那子弟摆了摆手,说道:“具体是谁我也不清楚,就是听人随口说的。只知道那将军是镇国将军乌尔衮,至于那个官员,好像是个二品大员。”
工甲心中一动。其实他先前也零星听了些京城里官员与宗室起冲突的传闻,如今结合朋友说的“镇国将军乌尔衮”“二品大员”这些细节,心里顿时有了谱,猜想这人大概率就是莫罗!没想到莫罗竟然还得罪了宗室镇国将军,这可真是天助我也!他心中狂喜,对自己散播谣言的计划更有信心了——莫罗得罪了这么大的人物,就算自己的谣言起不了太大作用,乌尔衮也绝不会放过他,这次莫罗肯定好不了了!
想到这里,工甲也不再拐弯抹角,直接把自己想让他们散播莫罗坏话的计划说了出来。几人一听,脸上顿时露出了难色,几人之前也从工甲口中得知,莫罗是朝廷的官员,此时工甲这么一说,几人纷纷推脱道:“工甲兄,这可不行啊。散播官员的谣言,要是被查出来,我们可担待不起。”

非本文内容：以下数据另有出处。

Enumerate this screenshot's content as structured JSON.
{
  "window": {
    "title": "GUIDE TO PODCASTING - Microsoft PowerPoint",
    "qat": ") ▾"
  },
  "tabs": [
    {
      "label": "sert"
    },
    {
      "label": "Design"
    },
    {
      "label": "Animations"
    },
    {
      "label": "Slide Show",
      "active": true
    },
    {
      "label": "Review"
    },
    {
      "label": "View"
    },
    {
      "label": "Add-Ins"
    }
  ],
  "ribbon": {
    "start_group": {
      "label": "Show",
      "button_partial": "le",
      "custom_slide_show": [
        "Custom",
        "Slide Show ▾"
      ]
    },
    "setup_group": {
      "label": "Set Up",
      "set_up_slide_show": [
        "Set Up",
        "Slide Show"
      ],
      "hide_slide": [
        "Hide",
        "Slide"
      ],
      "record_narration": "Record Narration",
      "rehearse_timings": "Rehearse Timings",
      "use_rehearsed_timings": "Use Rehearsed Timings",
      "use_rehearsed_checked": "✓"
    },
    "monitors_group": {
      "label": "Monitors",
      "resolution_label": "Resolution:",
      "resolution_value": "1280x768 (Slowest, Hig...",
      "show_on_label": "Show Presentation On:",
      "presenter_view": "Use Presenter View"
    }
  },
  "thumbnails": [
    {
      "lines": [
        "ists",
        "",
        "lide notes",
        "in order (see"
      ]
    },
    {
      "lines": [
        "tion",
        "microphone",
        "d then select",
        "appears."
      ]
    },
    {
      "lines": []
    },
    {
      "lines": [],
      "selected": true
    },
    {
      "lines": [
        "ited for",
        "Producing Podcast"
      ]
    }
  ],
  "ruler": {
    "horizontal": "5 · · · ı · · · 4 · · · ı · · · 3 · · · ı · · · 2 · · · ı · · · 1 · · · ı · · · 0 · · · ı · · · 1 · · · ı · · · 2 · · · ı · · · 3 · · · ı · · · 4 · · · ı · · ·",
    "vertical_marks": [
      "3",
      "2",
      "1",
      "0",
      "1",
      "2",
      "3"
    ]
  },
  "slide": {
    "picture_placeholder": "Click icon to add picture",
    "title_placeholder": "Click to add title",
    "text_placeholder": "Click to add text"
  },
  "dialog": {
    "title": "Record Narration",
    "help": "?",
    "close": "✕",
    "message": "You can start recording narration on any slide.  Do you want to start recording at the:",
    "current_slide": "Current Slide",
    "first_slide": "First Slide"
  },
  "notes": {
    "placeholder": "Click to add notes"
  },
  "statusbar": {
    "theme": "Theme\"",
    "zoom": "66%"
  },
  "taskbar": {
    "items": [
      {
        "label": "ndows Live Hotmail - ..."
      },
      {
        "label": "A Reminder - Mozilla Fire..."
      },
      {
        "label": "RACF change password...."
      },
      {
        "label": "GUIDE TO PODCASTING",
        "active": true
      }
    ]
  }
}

工甲早有准备,从怀里掏出一锭银子,掂量了掂量,然后分成五份,每人递了五两银子,笑着说道:“诸位放心,只是随口说说而已,能有什么事?这五两银子,算是小弟的一点心意,事成之后,还有重谢!”
五两银子对于寻常人家来说是一笔巨款了,足够寻常三口之家温饱大半年了。这几人虽然也是家里做点小买卖,但买卖做的不大,所以日常给他们花销的银子不会太多,这会看到银子,几人眼睛都亮了几分,先前的犹豫瞬间消失得无影无踪,纷纷接过银子,眉开眼笑地保证道:“工甲兄放心!这点小事包在我们身上!保证把那莫罗的名声搞臭,让他成为过街老鼠!”
工甲见他们答应得爽快,心中大喜,又跟几人细细商议了一番该如何编排谣言,才满意地离开了酒楼。他丝毫没有意识到,自己这愚蠢的举动,不仅伤不到莫罗分毫,反而可能给自己和王氏带来灭顶之灾。

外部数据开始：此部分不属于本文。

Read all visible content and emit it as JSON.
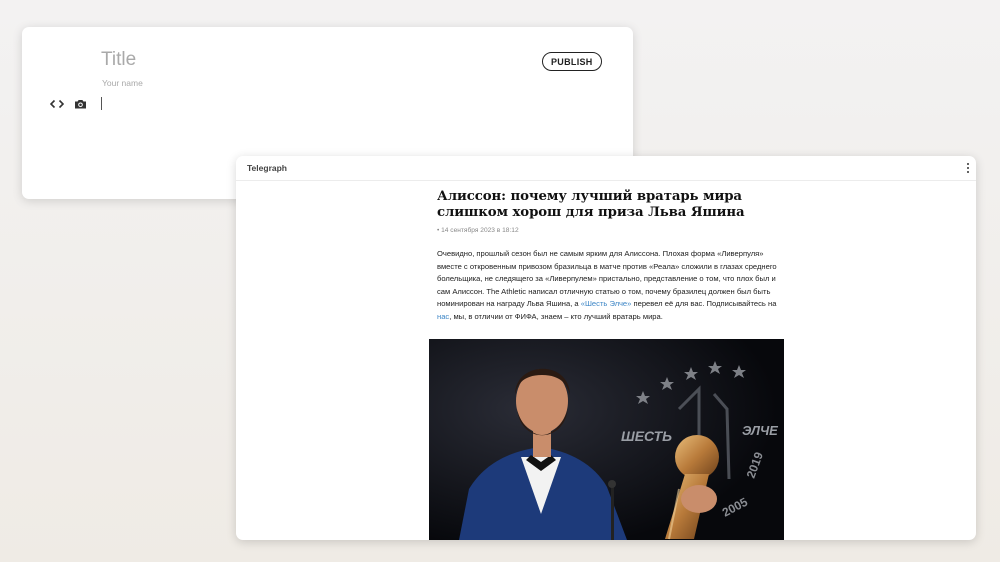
{
  "editor": {
    "title_placeholder": "Title",
    "author_placeholder": "Your name",
    "publish_label": "PUBLISH",
    "tools": [
      {
        "icon": "code-icon"
      },
      {
        "icon": "camera-icon"
      }
    ]
  },
  "telegraph": {
    "brand": "Telegraph",
    "menu_icon": "more-vertical-icon",
    "article": {
      "title": "Алиссон: почему лучший вратарь мира слишком хорош для приза Льва Яшина",
      "date": "• 14 сентября 2023 в 18:12",
      "paragraph": {
        "part1": "Очевидно, прошлый сезон был не самым ярким для Алиссона. Плохая форма «Ливерпуля» вместе с откровенным привозом бразильца в матче против «Реала» сложили в глазах среднего болельщика, не следящего за «Ливерпулем» пристально, представление о том, что плох был и сам Алиссон. The Athletic написал отличную статью о том, почему бразилец должен был быть номинирован на награду Льва Яшина, а ",
        "link1": "«Шесть Элче»",
        "part2": " перевел её для вас. Подписывайтесь на ",
        "link2": "нас",
        "part3": ", мы, в отличии от ФИФА, знаем – кто лучший вратарь мира."
      },
      "image": {
        "banner_text_left": "ШЕСТЬ",
        "banner_text_right": "ЭЛЧЕ",
        "year_start": "2005",
        "year_end": "2019"
      }
    }
  },
  "colors": {
    "link": "#3d86c6",
    "photo_bg": "#0f1218",
    "suit": "#1d3a7a"
  }
}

莫罗对京城里暗流涌动的算计与谣言一无所知,只埋首于吏部的繁杂公务中。一晃十天过去,终于到了旬休之日——每旬末尾的这一日休沐,是他到吏部难得的喘息机会。此刻,他正慵懒地躺在自家卧房的软榻上,享受着这份久违的松弛。
闭目养神间,莫罗忍不住又在心里吐槽起来:“这古代为官也太辛苦了,早上不到五点就得往衙门赶,一直忙到下午五点才散衙,既没有周末双休,连大小周都没有,简直比后世的‘996’还夸张,比牛马还牛马!”吐槽归吐槽,这话他只敢在心里想想,绝不敢宣之于口。哪怕是在自己家中,身边都是信得过的人,他也始终谨小慎微。穿越前看多了影视剧里“官员家中闲谈,皇帝次日便知”的桥段,让他深知这个时代的皇权无孔不入。自穿越而来,他始终恪守“谨言慎行”四字箴言,人前永远是积极向上、勤勉奉公的模样,毕竟他太清楚,一句不经意的失言,就可能招来灭门之祸。

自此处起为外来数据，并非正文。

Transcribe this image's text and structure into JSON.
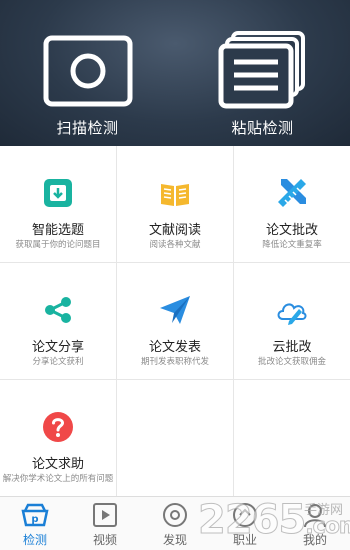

看了看窗外的日头,时辰已然不早,莫罗起身下床,走到院中。他深吸一口清晨的新鲜空气,开始练习从巴特鲁、哈林等人那里学来的拳脚招式,间或做几组俯卧撑强健体魄。上次在街头与乌尔衮家仆的冲突,让他更加明白身体素质的重要性——若不是在满洲里时坚持习武,那天面对十几名家仆的围殴,他恐怕早就被打倒在地了。一套招式练下来,莫罗额头渗出细密的汗珠,浑身也暖和了不少,正待歇口气,刘颜端着一杯热茶走了过来。
“练完了?快喝点茶暖暖身子。”刘颜将茶杯递到他手中,犹豫了一下,还是开口说道,“亲爱的,最近我去打理月来酒楼时,听到食客们私下议论,说……说有不少关于你的闲话。”
莫罗接过茶杯,呷了一口,抬眼看向她:“哦?什么闲话?”
“都是些没根没据的谣言。”刘颜皱着眉,语气带着几分气愤,“有人说你在赌坊欠了巨额银子,还说你常常流连青楼,与多个青楼女子有染……”
听完这些谣言,莫罗脸上没有丝毫怒气,反而平静地思索起来。他在心中暗自盘算:“会是谁在背后搞鬼?”最近这段时间,他得罪的人只有乌尔衮父子。几乎是瞬间,他便先入为主地将这笔账算在了乌尔衮父子头上。不过他并未打算立刻追查,这些谣言本就毫无事实依据,正所谓“身正不怕影子斜”,与其耗费精力去理会这些无稽之谈,不如先安心做好自己的事。他拍了拍刘颜的手,安慰道:“别听那些人瞎传,都是些捕风捉影的废话,不必放在心上。”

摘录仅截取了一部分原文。